Und so befindet man sich in einem Grenzzustand, in dem der Körper sich nach Sauerstoff sehnt, während der Kopf weiß, dass dieses Verlangen noch eine Weile ausgesetzt werden kann.


Wir erleben die Rückkehr der Vernunft, zumindest in unserem Land. Keine Politdemagogie, kein Lügenpressegeschrei, keinen Vorrang der Gefühle. Die Bekämpfung von Corona ist Kopfsache.
Die Vernunft betreibt ein nüchternes Geschäft und ist schlicht unempfindlich gegenüber unseren Wünschen. Sie tut, was notwendig ist.
Alles andere hilft nicht (s. den rotgesichtigsten Präsidenten aller Zeiten).

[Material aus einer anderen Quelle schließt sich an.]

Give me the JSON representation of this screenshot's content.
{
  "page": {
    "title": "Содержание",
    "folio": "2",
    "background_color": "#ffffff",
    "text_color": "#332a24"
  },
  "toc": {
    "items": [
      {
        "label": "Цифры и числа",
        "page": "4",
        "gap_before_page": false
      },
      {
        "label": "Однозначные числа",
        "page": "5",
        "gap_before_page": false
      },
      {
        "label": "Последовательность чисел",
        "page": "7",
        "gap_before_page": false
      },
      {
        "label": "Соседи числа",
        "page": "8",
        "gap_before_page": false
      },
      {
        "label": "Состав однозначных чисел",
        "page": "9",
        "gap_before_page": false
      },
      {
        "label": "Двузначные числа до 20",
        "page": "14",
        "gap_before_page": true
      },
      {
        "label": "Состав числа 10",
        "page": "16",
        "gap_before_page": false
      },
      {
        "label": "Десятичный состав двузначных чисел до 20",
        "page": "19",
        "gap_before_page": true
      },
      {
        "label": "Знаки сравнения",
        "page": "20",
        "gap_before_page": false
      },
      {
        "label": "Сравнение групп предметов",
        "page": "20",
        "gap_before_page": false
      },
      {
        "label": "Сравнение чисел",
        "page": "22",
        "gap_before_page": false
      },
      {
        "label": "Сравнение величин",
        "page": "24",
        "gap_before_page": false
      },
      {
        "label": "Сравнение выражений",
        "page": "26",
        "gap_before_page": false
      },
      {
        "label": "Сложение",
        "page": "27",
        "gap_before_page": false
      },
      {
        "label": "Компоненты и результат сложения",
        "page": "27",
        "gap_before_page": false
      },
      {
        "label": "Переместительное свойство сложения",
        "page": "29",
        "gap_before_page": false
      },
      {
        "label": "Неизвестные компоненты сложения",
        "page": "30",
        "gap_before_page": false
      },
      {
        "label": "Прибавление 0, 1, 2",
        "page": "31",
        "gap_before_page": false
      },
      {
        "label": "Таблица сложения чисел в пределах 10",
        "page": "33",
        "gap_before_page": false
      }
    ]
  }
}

Wir müssen nicht alle unsere Träume aufgeben (dann gäben wir uns selbst auf). Aber vielleicht werden wir am Ende ein wenig reifer sein und behutsamer umgehen mit dem, was uns geschenkt ist. Das Leben bleibt ein großes Verspechen. Es liegt an uns, es auch einzulösen.  

Maskentanz

Ich muss mich nicht aus dem Haus bewegen. Die Welt flaniert gerade an meinem Fenster vorbei.
Dieses Geschwisterpaar zum Beispiel. Er mag sieben, sie neun Jahr alt sein. Sie halten sich an den Händen und hüpfen über den Weg. Beide tragen sie eine Maske, und sie bewegen sich mit einer Beschwingtheit, wie nur Kinder es können.
Ich beneide sie für ihre Leichtigkeit.

Gibt es ein besseres Widerstandsbild?

„Suddenly nothing happened!“

(Colin Hay, Waiting For My Real Life To Begin)

Und plötzlich geschieht nichts!

Du segelst auf deiner Liege durch diesen Tag, der alles, was nach Ereignisreichem aussieht, in eine andere Strömung schaufelt, weit an dir vorbei.

Während überall Geschichte tobt, Viren sich Kronen aufsetzen und zu den neuen Herrschern der Welt erklären, hat es dich in eine Lagune getrieben, in der das Wasser stillsteht und die Zeit allmählich verdunstet.

Auch das gibt es „in-diesen-dunklen-Zeiten“  (ein neues Mitglied im Phrasenkatalog), dass es einen in die Windstille verschlagen kann.

Der Kirschbaum blüht, und es sieht aus als läge Schnee auf seinen Zweigen. Du überlässt dich den Zufälligkeiten des Nachmittags: dem Flügelschlag eines Schwans, Kinderlachen, Fetzen eines Gesprächs, das kurz in der Luft schwebt und sich dann auflöst wie eine Seifenblase.
Vom nahen Kirchturm läutet die Glocke zur Todesstunde Jesu. Ihr Klang verteilt sich über die Gärten, ehe er untergeht im aufgeregten Gesumm, das den Kirschbaum erfüllt.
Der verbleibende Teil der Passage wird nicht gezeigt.